Justice Department Seeks Interns with Expert Redaction Skills
Perfect candidates can blackout anything except the important stuff

'It's about knowing which parts to leave unredacted.'
In a bold and innovative maneuver, the Justice Department has announced a groundbreaking initiative aimed at recruiting interns with a singular skill set: mastery in the fine art of redaction, particularly for handling sensitive photos involving high-profile individuals and their involuntary companions.
The department, known for its stalwart dedication to transparency and occasional lapses in confidentiality, inadvertently shared over a dozen images that required redaction, according to sources familiar with the situation.

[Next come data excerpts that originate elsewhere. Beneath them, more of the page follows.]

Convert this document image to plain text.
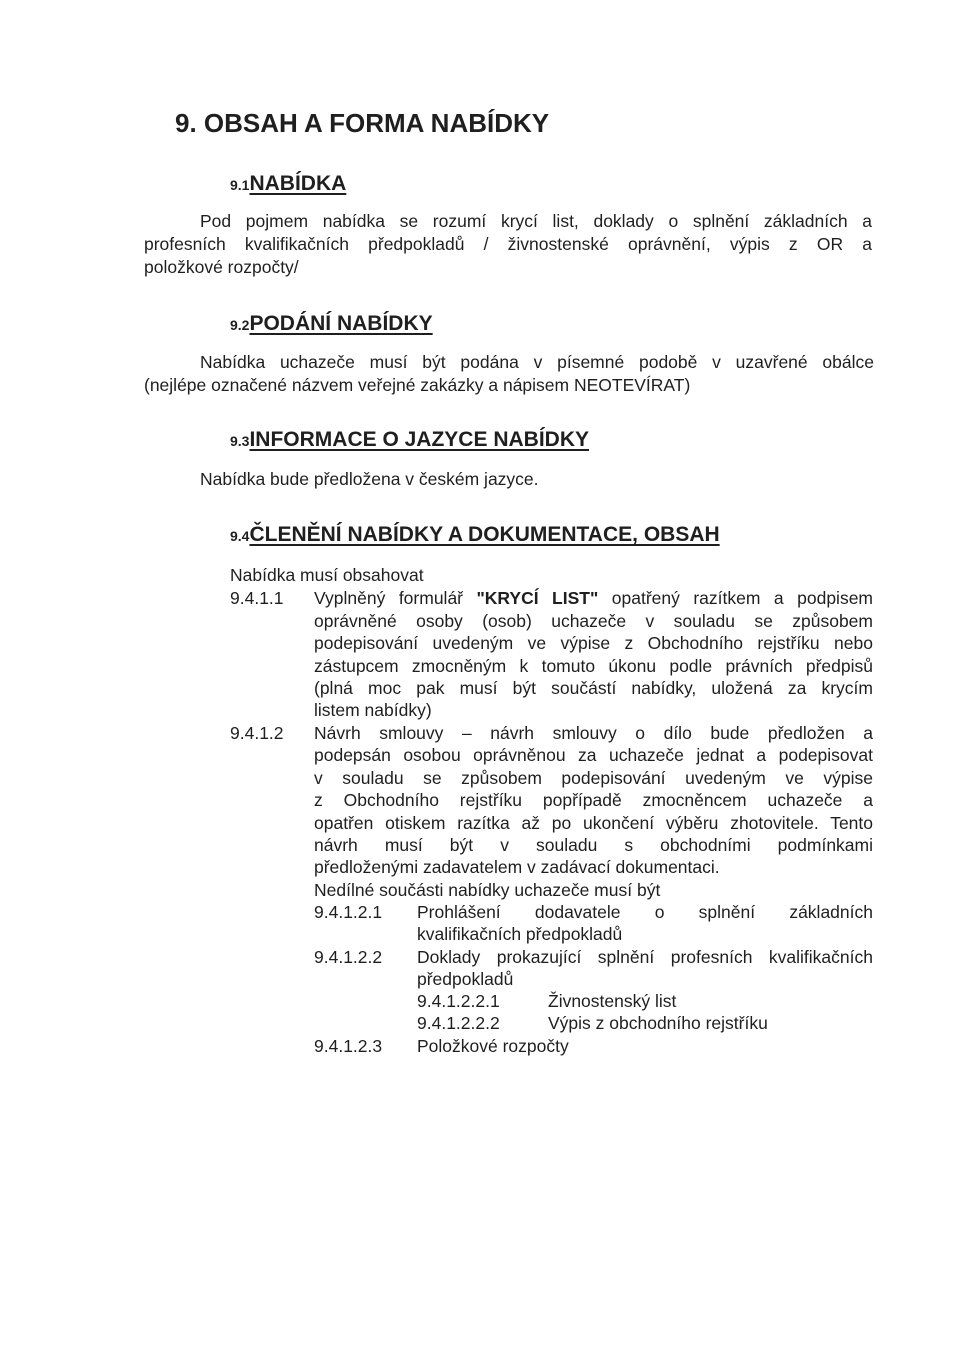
9. OBSAH A FORMA NABÍDKY
9.1NABÍDKA
Pod pojmem nabídka se rozumí krycí list, doklady o splnění základních a
profesních kvalifikačních předpokladů / živnostenské oprávnění, výpis z OR a
položkové rozpočty/
9.2PODÁNÍ NABÍDKY
Nabídka uchazeče musí být podána v písemné podobě v uzavřené obálce
(nejlépe označené názvem veřejné zakázky a nápisem NEOTEVÍRAT)
9.3INFORMACE O JAZYCE NABÍDKY
Nabídka bude předložena v českém jazyce.
9.4ČLENĚNÍ NABÍDKY A DOKUMENTACE, OBSAH
Nabídka musí obsahovat
9.4.1.1 Vyplněný formulář "KRYCÍ LIST" opatřený razítkem a podpisem
oprávněné osoby (osob) uchazeče v souladu se způsobem
podepisování uvedeným ve výpise z Obchodního rejstříku nebo
zástupcem zmocněným k tomuto úkonu podle právních předpisů
(plná moc pak musí být součástí nabídky, uložená za krycím
listem nabídky)
9.4.1.2 Návrh smlouvy – návrh smlouvy o dílo bude předložen a
podepsán osobou oprávněnou za uchazeče jednat a podepisovat
v souladu se způsobem podepisování uvedeným ve výpise
z Obchodního rejstříku popřípadě zmocněncem uchazeče a
opatřen otiskem razítka až po ukončení výběru zhotovitele. Tento
návrh musí být v souladu s obchodními podmínkami
předloženými zadavatelem v zadávací dokumentaci.
Nedílné součásti nabídky uchazeče musí být
9.4.1.2.1 Prohlášení dodavatele o splnění základních
kvalifikačních předpokladů
9.4.1.2.2 Doklady prokazující splnění profesních kvalifikačních
předpokladů
9.4.1.2.2.1	Živnostenský list
9.4.1.2.2.2	Výpis z obchodního rejstříku
9.4.1.2.3 Položkové rozpočty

Among them were pictures of a young girl kissing Jeffrey Epstein, a scene that many had hoped would only exist in the archives of very, very securely locked safes.
Acknowledging the predicament with an admirable level of candor, a spokesperson declared, "We've realized that redaction is more than simply blacking out sensitive areas. It's about knowing which parts to leave unredacted, like identification numbers and personal data. Only then can we achieve true bureaucratic ambivalence."
Potential candidates are believed to have one common eligibility criterion: a knack for turning transparency into a whimsical game of "Guess Who," albeit one where the stakes include the reputations of unsuspecting public figures and possibly national security.
One enthusiast quipped, "With interns like these, who needs privacy specialists?"